Atrazine: How to Make Boy Frogs into Girl Frogs

August 02, 2009

Terrible Toxins 2  Atrazine:  How to Make Boy Frogs into Girl Frogs 


 Competency # 18  Environmental Toxins.               Reference: The Body Toxic by Nena Baker, Published by Farrar, Strauss 2008 


 Canada has banned it, so has Europe.  We know that those two have regulatory agencies that work from the premise of human safety first.  Europe has its REACH legislation that requires chemical companies to prove that chemicals are safe before they can be put on the market.  It’s a small nuance, but the difference is huge in America.  Here, we require our FDA to prove that harm is caused by the chemical in question, and we don’t require our chemical companies to share information that may lead to proof of that evidence. 


 What is atrazine?  It’s an unbelievably good herbicide.  It kills weeds.  It really works well.  So well that 80% of our cornfields in the Midwest have it applied in the spring.  It’s applied in the spring when it rains a lot.  Some of the atrazine washes off into our groundwater where we now have three parts per billion (ppb) in our groundwater in many locations.  Doesn’t sound like much.  But it has been found as high as 50 parts per billion in some monitoring sites.  The EPA ruled that three ppb was the limit. 


 Here’s the rub.  An independent scientist, Tyrone Hays at Berkeley, has found that he can make boy frogs grow up to look like girl frogs with one-tenth parts per billion, way below the level the EPA says is our safety limit.   He even found the enzyme it disrupts called aromatase.  Atrazine turns on aromatase converting testosterone to estrogen.  A real endocrine disruptor if we ever had one.  He has proven that in many different fashions.  

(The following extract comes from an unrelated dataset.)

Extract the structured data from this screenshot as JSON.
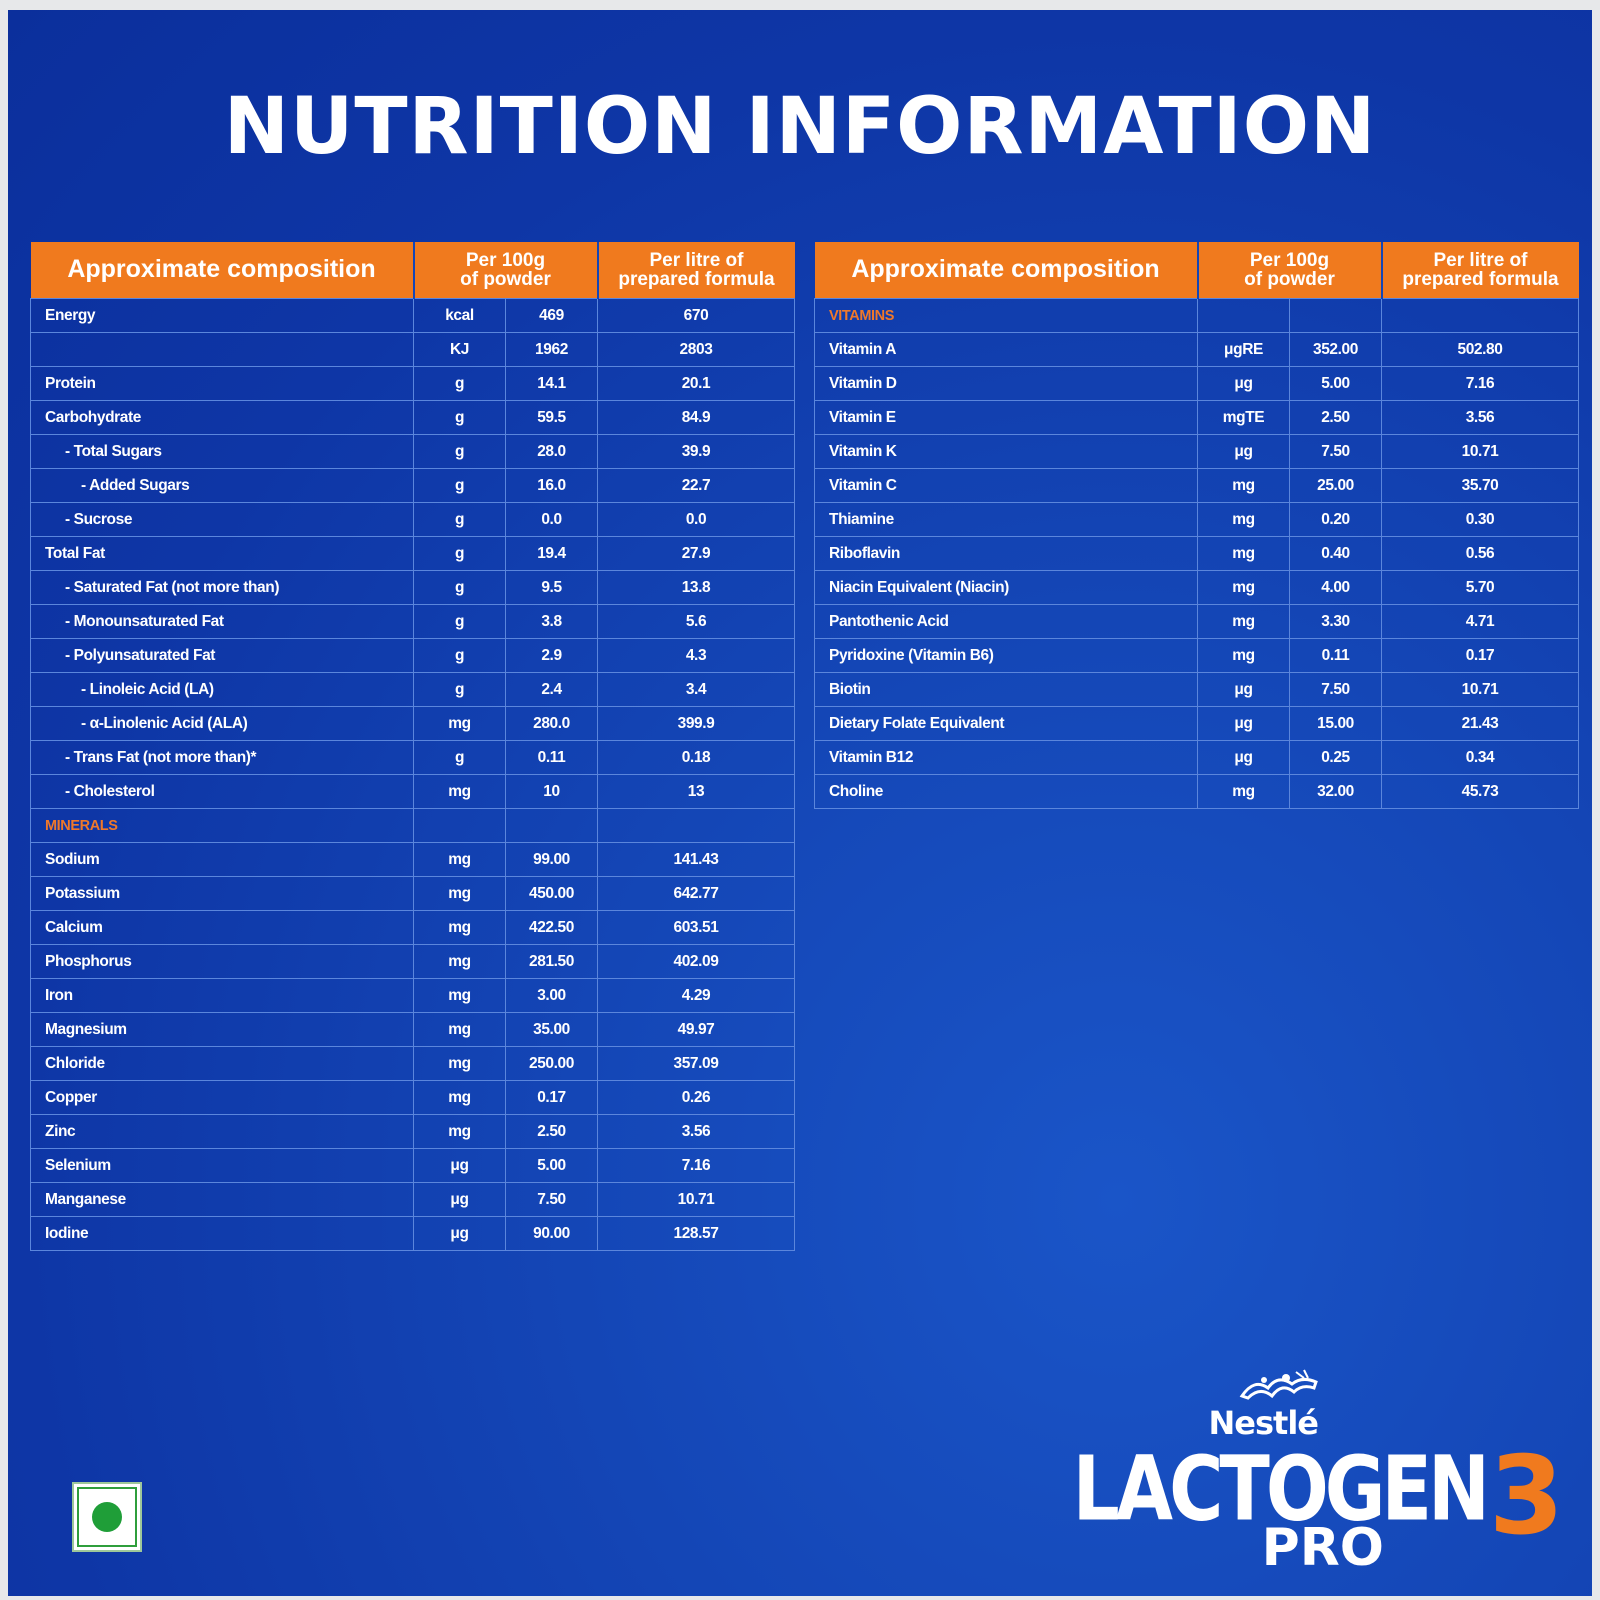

Guess how the chemical industry replied?  They got a bill slipped into a budget bill President Clinton signed called the Data Quality Act that requires the government to “ensure that the quality, objectivity, utility and integrity” of any regulation is up to scientific snuff.  If you were a lawyer, you could then challenge each of those in court and tie up regulatory rulings by challenging the science.  First, you need some studies to show the opposite of what Tyrone Hays showed.    


Guess what has happened in the last five years?  Of course, chemical company scientists have come up with a whole raft of studies that show no effect of atrazine.  They can then tie up the regulations in court.  Right out of the tobacco industry play book.  Really well done!  That’s called corporate risk management. In the meantime, our American sperm counts are going down, our breast cancer rates are going up, our fertility is changing, we have many more cases of testicular cancer and on and on.  


Are they related?  We just don’t know.  But the difference between Europe and Canada and the USA could not be more stark.  We go on the premise that our FDA has to prove, beyond a shadow of a legal doubt that a chemical is a problem.  In Europe, the chemical company has to prove its products are safe before coming into the market.  Where do you want to live? 


 WWW.  What will work for me.  I live in Milwaukee.  I plan on not walking in unplowed fields in the spring.  I will take off my shoes as I come in the house, as that is how we track atrazine indoors.  I’m going to get a reverse osmosis for my water.  I will write my congressman.  I’m mad.  I want clean water.